Hot on the heels of Fucking Your Creation, Dodsferd would commit a further 2007 atrocity called Cursing Your Will to Live. Yeah, the guy's got a pretty negative and nihilistic attitude towards anyone reading his album title, but then, this is black metal, so the modus operandi should be a shock to no one reading it. To Wrath's credit, though, when he puts out a pair of albums in a single year (which he will do again), he at least offers something different. Aesthetically, Cursing Your Will to Live is a more barbaric, aggressive assault than Fucking Your Creation, which at its most intense was about as heavy as one of the flimsier riffs here, and ultimately I must admit that I rather enjoy this brutal facade more than either of its predecessors.
A few of the song titles are also lengthened here to the point of hilarity, almost like a parallel, grim mirror to the naming conventions a lot of indie rock, emo and metalcore bands used to use near the dawn of the 21st century. I mean: "You Called it Resurrection, I Call it a Fairytale for Human Parasites, Your Kind!", "Failure Was Described as Religion, as Heresy" read more like lyrics than titles, but to be honest they create a more unique aesthetic than the prior albums. The use of session musicians here makes the album that much stronger, and alive, or at least offering more veins to cut and arteries to pump plasma onto its canvas of distinct negativity. Songs like "Hypocritic Shitfuckers Still Breathing" and the title track are unerring assaults on the listener, loaded with blasting propulsion and angry guitar patterns that, while predictable, do the devil's business with pride, further securing Dodsferd's position on the spectrum of escalating competence and honoring the band's clear Norwegian influences (and Bathory).

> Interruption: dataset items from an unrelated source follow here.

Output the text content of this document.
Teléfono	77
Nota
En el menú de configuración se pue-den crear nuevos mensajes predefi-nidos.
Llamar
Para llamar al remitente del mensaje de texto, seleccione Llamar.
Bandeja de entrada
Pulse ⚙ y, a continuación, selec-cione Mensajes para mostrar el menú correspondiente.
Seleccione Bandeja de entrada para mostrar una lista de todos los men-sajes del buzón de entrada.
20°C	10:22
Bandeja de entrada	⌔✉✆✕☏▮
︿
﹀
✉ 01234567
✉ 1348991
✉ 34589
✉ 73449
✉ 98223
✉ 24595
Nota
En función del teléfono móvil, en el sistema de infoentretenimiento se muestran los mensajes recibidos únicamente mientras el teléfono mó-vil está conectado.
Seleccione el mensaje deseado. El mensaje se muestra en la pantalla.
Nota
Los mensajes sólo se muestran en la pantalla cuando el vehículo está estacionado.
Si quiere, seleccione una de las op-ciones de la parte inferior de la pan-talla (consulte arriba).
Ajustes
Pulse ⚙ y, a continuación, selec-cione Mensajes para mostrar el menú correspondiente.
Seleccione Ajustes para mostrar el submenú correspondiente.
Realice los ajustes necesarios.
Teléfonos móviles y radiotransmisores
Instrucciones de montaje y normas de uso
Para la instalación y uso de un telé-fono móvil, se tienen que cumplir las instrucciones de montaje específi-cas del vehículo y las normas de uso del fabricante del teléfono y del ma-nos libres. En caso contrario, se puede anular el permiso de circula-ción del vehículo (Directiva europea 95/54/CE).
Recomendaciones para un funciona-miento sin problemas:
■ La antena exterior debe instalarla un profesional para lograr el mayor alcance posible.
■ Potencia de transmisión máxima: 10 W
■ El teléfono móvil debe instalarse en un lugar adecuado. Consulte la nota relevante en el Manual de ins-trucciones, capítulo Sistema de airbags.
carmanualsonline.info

Now, I admit that some of the songs here still suffer from the menstrual bloat inherent on the longer tracks of Fucking Your Creation. This album is, after all, 67 minutes long, because many of the compositions are 8, 9, or close to ten minutes...and few of them deserve to be. Such open and crushing black hostility can be accomplished with far less time to the satisfaction of the audience, and I got the feeling several times that a song should have ended HERE, or THERE, and it just kept on battering away. To combat this unwelcome engrossment, though, Dodsferd ensures that the tracks contain some degree of variation. "Under a Broken Cross, I Buried Your World", for example, is an eerie dark ambient piece with all sorts of ghastly vocal abominations, samples and weird, looping tones. "I Kept Standing With Disgust" is just under 3 minutes of admirable, hyperactive aggression which I wish had reflected more of the record's content. And though it's a bit fattened, at almost 10 minutes, "Standing at the Ashes of a Forsaken Kingdom" is perhaps the most sinister track on the album, with its glinting and evil dissonant feeds of streaming knives cast in perfect union to Wrath's howling and rasping.

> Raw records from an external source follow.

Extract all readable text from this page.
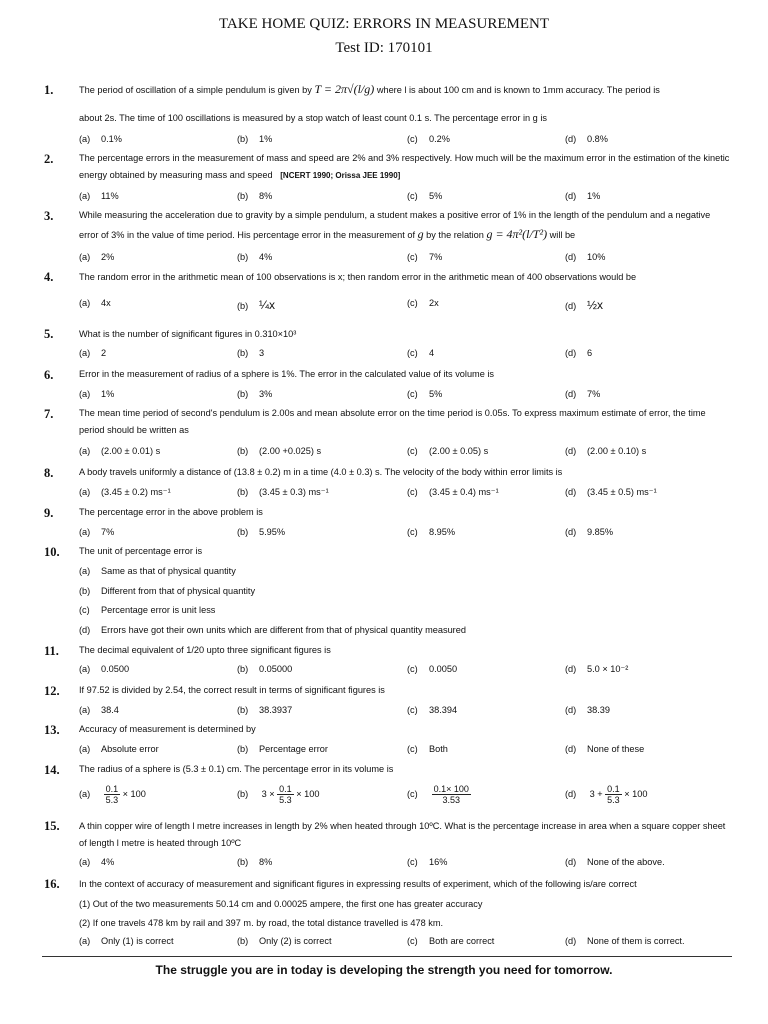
TAKE HOME QUIZ: ERRORS IN MEASUREMENT
Test ID: 170101
1.	The period of oscillation of a simple pendulum is given by T = 2π√(l/g) where l is about 100 cm and is known to 1mm accuracy. The period is
about 2s. The time of 100 oscillations is measured by a stop watch of least count 0.1 s. The percentage error in g is
(a) 0.1%	(b) 1%	(c) 0.2%	(d) 0.8%
2.	The percentage errors in the measurement of mass and speed are 2% and 3% respectively. How much will be the maximum error in the estimation of the kinetic energy obtained by measuring mass and speed [NCERT 1990; Orissa JEE 1990]
(a) 11%	(b) 8%	(c) 5%	(d) 1%
3.	While measuring the acceleration due to gravity by a simple pendulum, a student makes a positive error of 1% in the length of the pendulum and a negative error of 3% in the value of time period. His percentage error in the measurement of g by the relation g = 4π²(l/T²) will be
(a) 2%	(b) 4%	(c) 7%	(d) 10%
4.	The random error in the arithmetic mean of 100 observations is x; then random error in the arithmetic mean of 400 observations would be
(a) 4x	(b) ¼x	(c) 2x	(d) ½x
5.	What is the number of significant figures in 0.310×10³
(a) 2	(b) 3	(c) 4	(d) 6
6.	Error in the measurement of radius of a sphere is 1%. The error in the calculated value of its volume is
(a) 1%	(b) 3%	(c) 5%	(d) 7%
7.	The mean time period of second's pendulum is 2.00s and mean absolute error on the time period is 0.05s. To express maximum estimate of error, the time period should be written as
(a) (2.00 ± 0.01) s	(b) (2.00 +0.025) s	(c) (2.00 ± 0.05) s	(d) (2.00 ± 0.10) s
8.	A body travels uniformly a distance of (13.8 ± 0.2) m in a time (4.0 ± 0.3) s. The velocity of the body within error limits is
(a) (3.45 ± 0.2) ms⁻¹	(b) (3.45 ± 0.3) ms⁻¹	(c) (3.45 ± 0.4) ms⁻¹	(d) (3.45 ± 0.5) ms⁻¹
9.	The percentage error in the above problem is
(a) 7%	(b) 5.95%	(c) 8.95%	(d) 9.85%
10. The unit of percentage error is
(a) Same as that of physical quantity
(b) Different from that of physical quantity
(c) Percentage error is unit less
(d) Errors have got their own units which are different from that of physical quantity measured
11. The decimal equivalent of 1/20 upto three significant figures is
(a) 0.0500	(b) 0.05000	(c) 0.0050	(d) 5.0 × 10⁻²
12. If 97.52 is divided by 2.54, the correct result in terms of significant figures is
(a) 38.4	(b) 38.3937	(c) 38.394	(d) 38.39
13. Accuracy of measurement is determined by
(a) Absolute error	(b) Percentage error	(c) Both	(d) None of these
14. The radius of a sphere is (5.3 ± 0.1) cm. The percentage error in its volume is
$(a) \frac{0.1}{5.3} \times 100$	(b) $3 \times \frac{0.1}{5.3} \times 100$	$(c) \frac{0.1\times 100}{3.53}$	(d) $3 + \frac{0.1}{5.3} \times 100$
15. A thin copper wire of length l metre increases in length by 2% when heated through 10ºC. What is the percentage increase in area when a square copper sheet of length l metre is heated through 10ºC
(a) 4%	(b) 8%	(c) 16%	(d) None of the above.
16. In the context of accuracy of measurement and significant figures in expressing results of experiment, which of the following is/are correct
(1) Out of the two measurements 50.14 cm and 0.00025 ampere, the first one has greater accuracy
(2) If one travels 478 km by rail and 397 m. by road, the total distance travelled is 478 km.
(a) Only (1) is correct	(b) Only (2) is correct	(c) Both are correct	(d) None of them is correct.
The struggle you are in today is developing the strength you need for tomorrow.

Ultimately, this is the first decent Dodsferd outing, with Wrath finally coming into his own as a songwriter who can bring the pain to a degree comparable with his influences. Where the prior albums had difficulty coming across as appreciably 'evil' or volatile, this one is pretty much pure hatred that would force even his most jaded detractors into begrudged smirks of respect. A certain level of cellulose still needs to be sliced from the bottom of a half-dozen tracks here, and you can definitely feel a chunk or two of pestilent 'filler' in between the better bits, but for the most part, it's easy to sink those sharpened molars into the album's ribs and sup upon its succulent spite.